Monday, December 15, 2008

 

The Fall



I've been into movies a lot more than usual lately. This caught my eye at the local video store, and I'm glad it did. I'm just sorry I missed it at the theater.

The Fall is visually stunning - see it on good equipment - but it is the story and characters that carry the movie. The trailer will give you some idea of the film, but it must be seen in its entirety to really appreciate the effect of this magnificently shot work of art.

The story is relatively straightforward: A silent movie era Hollwood stuntman named Roy (played by Lee Pace) is in the hospital, paralyzed from the waist down with injuries sustained during a failed stunt (shown in a glorious black-and-white prologue.) Trouble ever comes with company, and he has also lost his lover. He plans suicide, but needs the help of an inquisitive little girl named Alexandria (wonderfully played by Catinca Untaru), to whom he tells stories of adventurers on a quest in order to manipulate her into helping him to commit suicide.

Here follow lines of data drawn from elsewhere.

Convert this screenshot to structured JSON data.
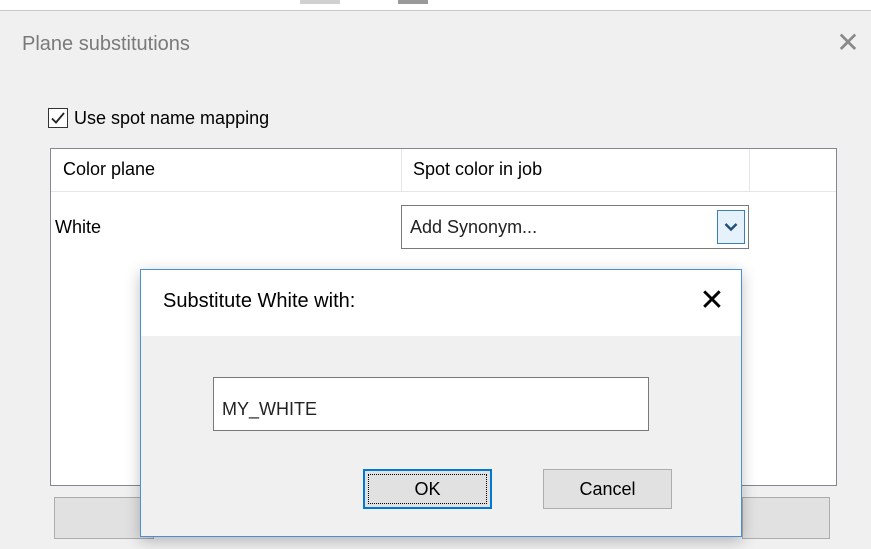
{
  "main_window": {
    "title": "Plane substitutions",
    "close_symbol": "✕",
    "use_mapping": {
      "label": "Use spot name mapping",
      "checked": true
    },
    "grid": {
      "columns": [
        "Color plane",
        "Spot color in job"
      ],
      "rows": [
        {
          "color_plane": "White",
          "spot_color": "Add Synonym..."
        }
      ]
    }
  },
  "dialog": {
    "title": "Substitute White with:",
    "close_symbol": "✕",
    "input_value": "MY_WHITE",
    "ok_label": "OK",
    "cancel_label": "Cancel"
  },
  "colors": {
    "window_bg": "#f0f0f0",
    "dialog_border": "#4a90d9",
    "focus_blue": "#0078d7"
  },
  "icons": {
    "checkbox": "checkmark-icon",
    "dropdown": "chevron-down-icon",
    "close": "close-icon"
  }
}
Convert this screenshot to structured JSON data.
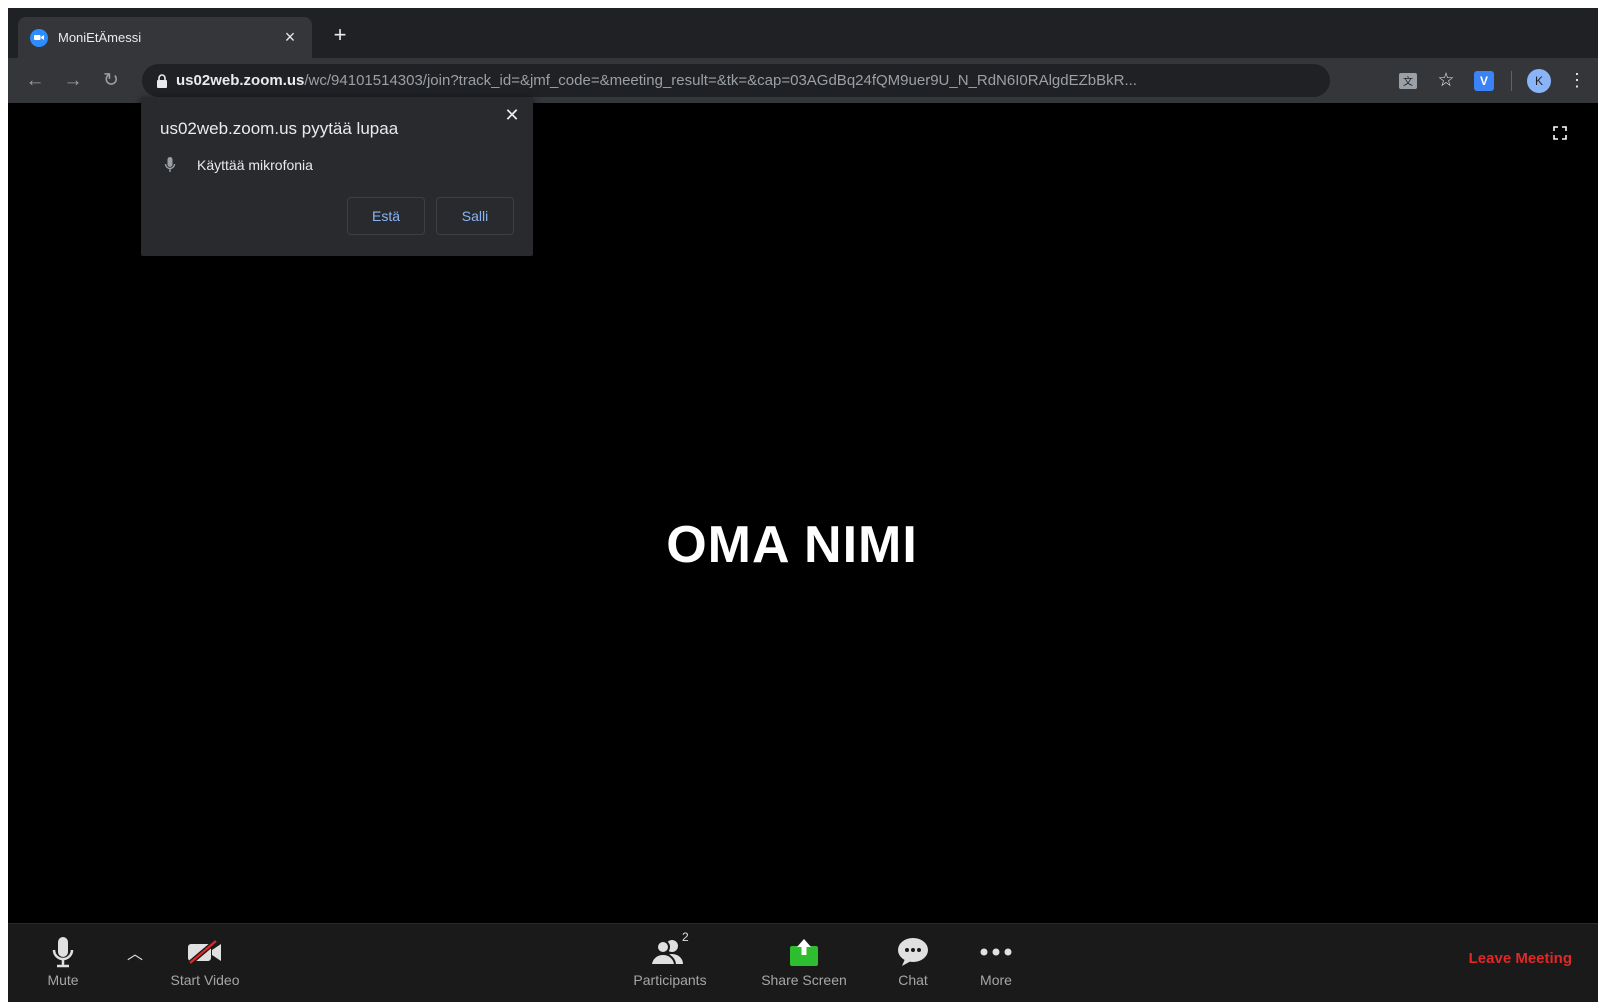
{
  "tab": {
    "title": "MoniEtÄmessi"
  },
  "omnibox": {
    "host": "us02web.zoom.us",
    "path": "/wc/94101514303/join?track_id=&jmf_code=&meeting_result=&tk=&cap=03AGdBq24fQM9uer9U_N_RdN6I0RAlgdEZbBkR..."
  },
  "toolbar": {
    "extension_label": "V",
    "avatar_initial": "K"
  },
  "permission_popup": {
    "title": "us02web.zoom.us pyytää lupaa",
    "permission": "Käyttää mikrofonia",
    "block_label": "Estä",
    "allow_label": "Salli"
  },
  "meeting": {
    "participant_name": "OMA NIMI"
  },
  "zoom_bar": {
    "mute_label": "Mute",
    "video_label": "Start Video",
    "participants_label": "Participants",
    "participants_count": "2",
    "share_label": "Share Screen",
    "chat_label": "Chat",
    "more_label": "More",
    "leave_label": "Leave Meeting"
  },
  "colors": {
    "share_green": "#2ebd2e",
    "leave_red": "#e02828",
    "link_blue": "#8ab4f8",
    "zoom_blue": "#2d8cff"
  }
}
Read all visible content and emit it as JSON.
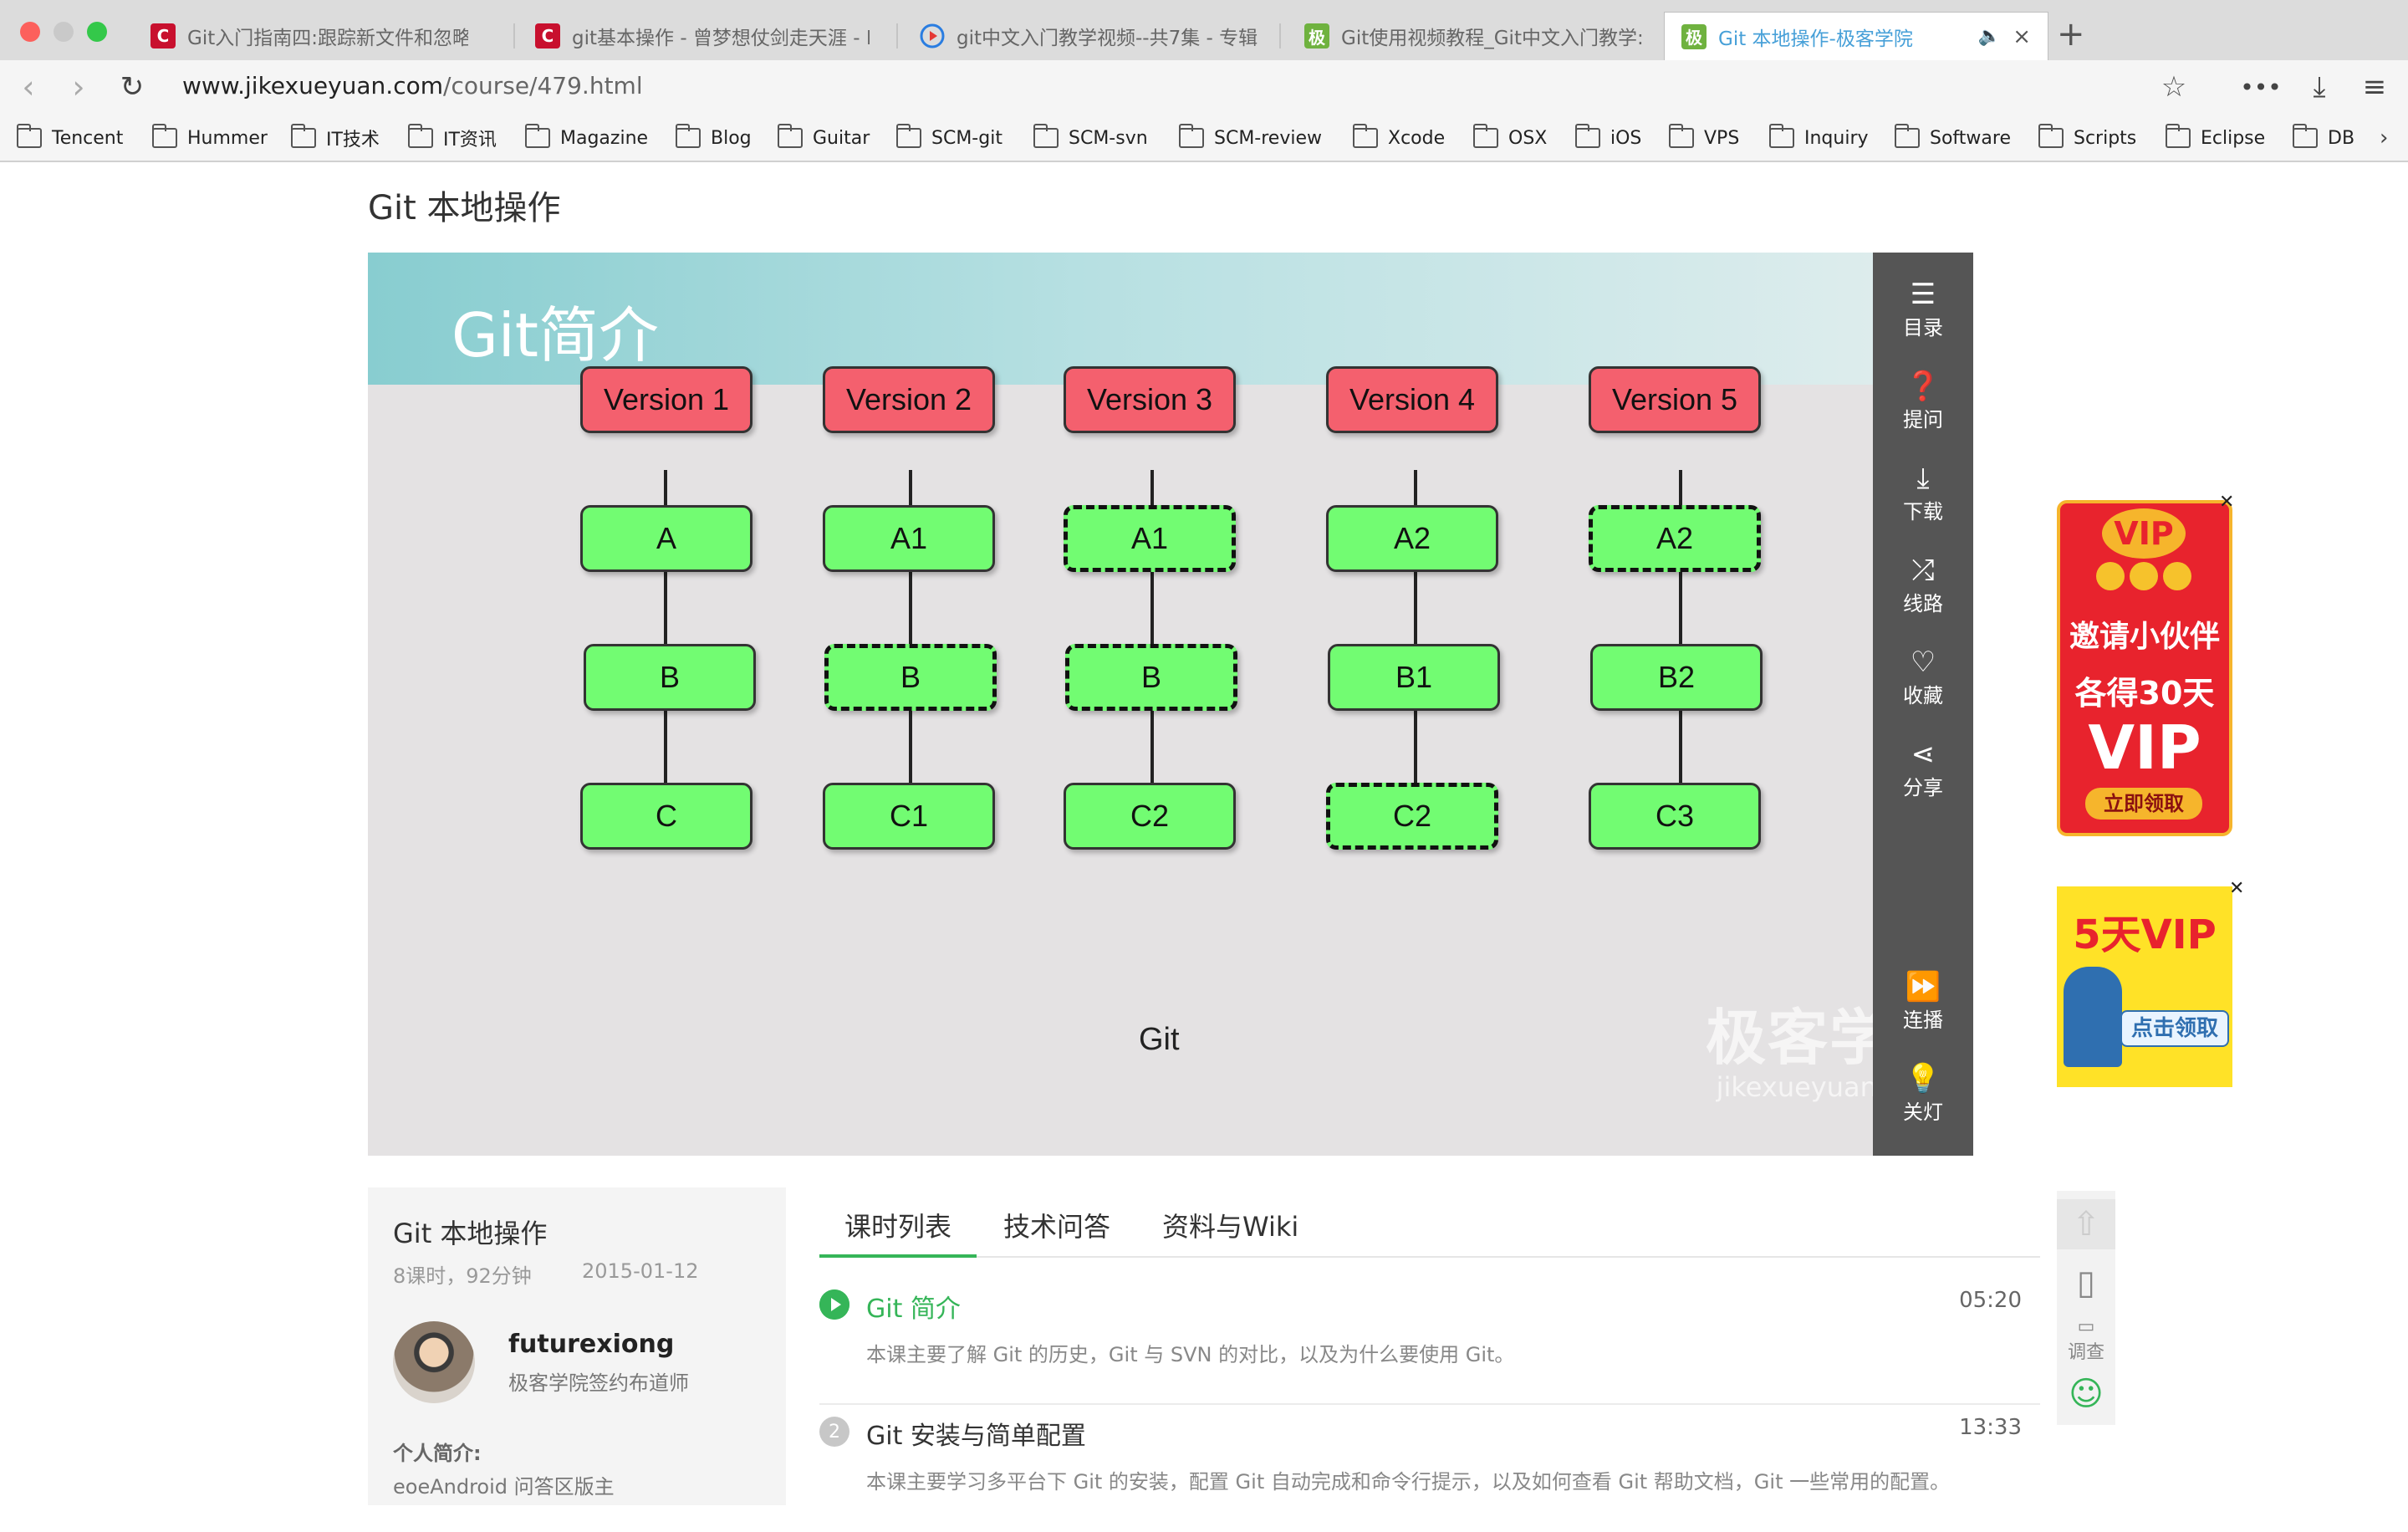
{
  "browser": {
    "tabs": [
      {
        "title": "Git入门指南四:跟踪新文件和忽略某",
        "icon": "csdn-icon",
        "color": "#c8102e"
      },
      {
        "title": "git基本操作 - 曾梦想仗剑走天涯 - I",
        "icon": "csdn-icon",
        "color": "#c8102e"
      },
      {
        "title": "git中文入门教学视频--共7集 - 专辑",
        "icon": "video-play-icon",
        "color": "#2a7de1"
      },
      {
        "title": "Git使用视频教程_Git中文入门教学:",
        "icon": "jikexueyuan-icon",
        "color": "#6fb23f"
      },
      {
        "title": "Git 本地操作-极客学院",
        "icon": "jikexueyuan-icon",
        "color": "#6fb23f",
        "active": true
      }
    ],
    "new_tab": "+",
    "url_domain": "www.jikexueyuan.com",
    "url_path": "/course/479.html",
    "bookmarks": [
      "Tencent",
      "Hummer",
      "IT技术",
      "IT资讯",
      "Magazine",
      "Blog",
      "Guitar",
      "SCM-git",
      "SCM-svn",
      "SCM-review",
      "Xcode",
      "OSX",
      "iOS",
      "VPS",
      "Inquiry",
      "Software",
      "Scripts",
      "Eclipse",
      "DB"
    ]
  },
  "page": {
    "title": "Git 本地操作"
  },
  "video": {
    "slide_title": "Git简介",
    "versions": [
      {
        "label": "Version 1",
        "nodes": [
          {
            "label": "A",
            "dashed": false
          },
          {
            "label": "B",
            "dashed": false
          },
          {
            "label": "C",
            "dashed": false
          }
        ]
      },
      {
        "label": "Version 2",
        "nodes": [
          {
            "label": "A1",
            "dashed": false
          },
          {
            "label": "B",
            "dashed": true
          },
          {
            "label": "C1",
            "dashed": false
          }
        ]
      },
      {
        "label": "Version 3",
        "nodes": [
          {
            "label": "A1",
            "dashed": true
          },
          {
            "label": "B",
            "dashed": true
          },
          {
            "label": "C2",
            "dashed": false
          }
        ]
      },
      {
        "label": "Version 4",
        "nodes": [
          {
            "label": "A2",
            "dashed": false
          },
          {
            "label": "B1",
            "dashed": false
          },
          {
            "label": "C2",
            "dashed": true
          }
        ]
      },
      {
        "label": "Version 5",
        "nodes": [
          {
            "label": "A2",
            "dashed": true
          },
          {
            "label": "B2",
            "dashed": false
          },
          {
            "label": "C3",
            "dashed": false
          }
        ]
      }
    ],
    "caption": "Git",
    "watermark_cn": "极客学院",
    "watermark_en": "jikexueyuan.com",
    "side_tools": [
      {
        "label": "目录",
        "icon": "list-icon"
      },
      {
        "label": "提问",
        "icon": "question-icon"
      },
      {
        "label": "下载",
        "icon": "download-icon"
      },
      {
        "label": "线路",
        "icon": "shuffle-icon"
      },
      {
        "label": "收藏",
        "icon": "heart-icon"
      },
      {
        "label": "分享",
        "icon": "share-icon"
      },
      {
        "label": "连播",
        "icon": "autoplay-icon"
      },
      {
        "label": "关灯",
        "icon": "bulb-icon"
      }
    ]
  },
  "ads": {
    "vip_top": "VIP",
    "invite_line1": "邀请小伙伴",
    "invite_line2": "各得30天",
    "invite_vip": "VIP",
    "invite_button": "立即领取",
    "five_day": "5天VIP",
    "click_claim": "点击领取"
  },
  "course": {
    "title": "Git 本地操作",
    "meta": "8课时，92分钟",
    "date": "2015-01-12",
    "teacher": "futurexiong",
    "teacher_role": "极客学院签约布道师",
    "bio_label": "个人简介:",
    "bio_text": "eoeAndroid 问答区版主"
  },
  "course_tabs": [
    "课时列表",
    "技术问答",
    "资料与Wiki"
  ],
  "lessons": [
    {
      "num": "",
      "title": "Git 简介",
      "duration": "05:20",
      "desc": "本课主要了解 Git 的历史，Git 与 SVN 的对比，以及为什么要使用 Git。",
      "playing": true
    },
    {
      "num": "2",
      "title": "Git 安装与简单配置",
      "duration": "13:33",
      "desc": "本课主要学习多平台下 Git 的安装，配置 Git 自动完成和命令行提示，以及如何查看 Git 帮助文档，Git 一些常用的配置。",
      "playing": false
    }
  ],
  "float_tools": {
    "survey": "调查"
  },
  "colors": {
    "accent_green": "#35b558",
    "version_red": "#f4606e",
    "node_green": "#72fc72"
  }
}
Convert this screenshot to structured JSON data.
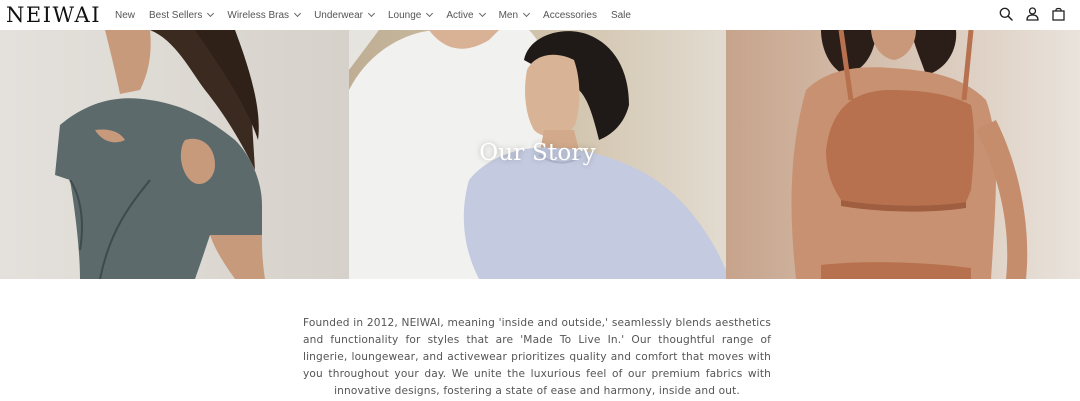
{
  "brand": {
    "logo": "NEIWAI"
  },
  "nav": {
    "items": [
      {
        "label": "New",
        "has_dropdown": false
      },
      {
        "label": "Best Sellers",
        "has_dropdown": true
      },
      {
        "label": "Wireless Bras",
        "has_dropdown": true
      },
      {
        "label": "Underwear",
        "has_dropdown": true
      },
      {
        "label": "Lounge",
        "has_dropdown": true
      },
      {
        "label": "Active",
        "has_dropdown": true
      },
      {
        "label": "Men",
        "has_dropdown": true
      },
      {
        "label": "Accessories",
        "has_dropdown": false
      },
      {
        "label": "Sale",
        "has_dropdown": false
      }
    ]
  },
  "header_icons": [
    "search-icon",
    "account-icon",
    "cart-icon"
  ],
  "hero": {
    "title": "Our Story",
    "images": [
      {
        "icon": "woman-grey-cutout-top-photo"
      },
      {
        "icon": "couple-white-and-blue-tees-photo"
      },
      {
        "icon": "woman-terracotta-bralette-photo"
      }
    ]
  },
  "story": {
    "text": "Founded in 2012, NEIWAI, meaning 'inside and outside,' seamlessly blends aesthetics and functionality for styles that are 'Made To Live In.' Our thoughtful range of lingerie, loungewear, and activewear prioritizes quality and comfort that moves with you throughout your day. We unite the luxurious feel of our premium fabrics with innovative designs, fostering a state of ease and harmony, inside and out."
  },
  "colors": {
    "text": "#555555",
    "header_bg": "#ffffff",
    "hero_title": "#ffffff"
  }
}
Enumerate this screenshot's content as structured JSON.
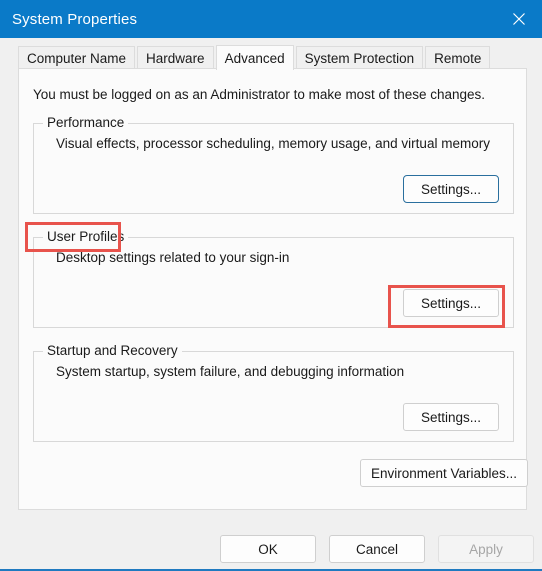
{
  "window": {
    "title": "System Properties",
    "close_icon": "close-icon"
  },
  "tabs": [
    {
      "label": "Computer Name",
      "active": false
    },
    {
      "label": "Hardware",
      "active": false
    },
    {
      "label": "Advanced",
      "active": true
    },
    {
      "label": "System Protection",
      "active": false
    },
    {
      "label": "Remote",
      "active": false
    }
  ],
  "main": {
    "admin_note": "You must be logged on as an Administrator to make most of these changes.",
    "groups": [
      {
        "legend": "Performance",
        "description": "Visual effects, processor scheduling, memory usage, and virtual memory",
        "button_label": "Settings..."
      },
      {
        "legend": "User Profiles",
        "description": "Desktop settings related to your sign-in",
        "button_label": "Settings..."
      },
      {
        "legend": "Startup and Recovery",
        "description": "System startup, system failure, and debugging information",
        "button_label": "Settings..."
      }
    ],
    "environment_variables_label": "Environment Variables..."
  },
  "footer": {
    "ok_label": "OK",
    "cancel_label": "Cancel",
    "apply_label": "Apply"
  },
  "colors": {
    "titlebar": "#0a7ac8",
    "annotation": "#e8534c",
    "focus_border": "#2a6f9e",
    "panel": "#fbfbfb",
    "dialog": "#f0f0f0"
  }
}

These stories are played out in the imagination of young Alexandria, and her imagination is the source of the stunning visuals, which were shot in 20 locations. The stories change during the interplay between Pace and Untaru, making for some light moments in an otherwise serious film, but make no mistake: the story is Roy's, even if it is playing out in the imagination of young Alexandria, and Roy is depressed.

The characters in the stories represent real-life people at the hospital, like the characters in the Wizard of Oz represented real people in Dorothy's life, but this is most definitely not a movie for children.

The soundtrack is outstanding. The main title is from Beethoven's Symphony No. 7 in A major, Op. 92, II. Allegretto, and is performed admirably, and the music written for the movie was spot on, and performed very well indeed. The soundtrack seems to be hard to come by, though. More's the pity.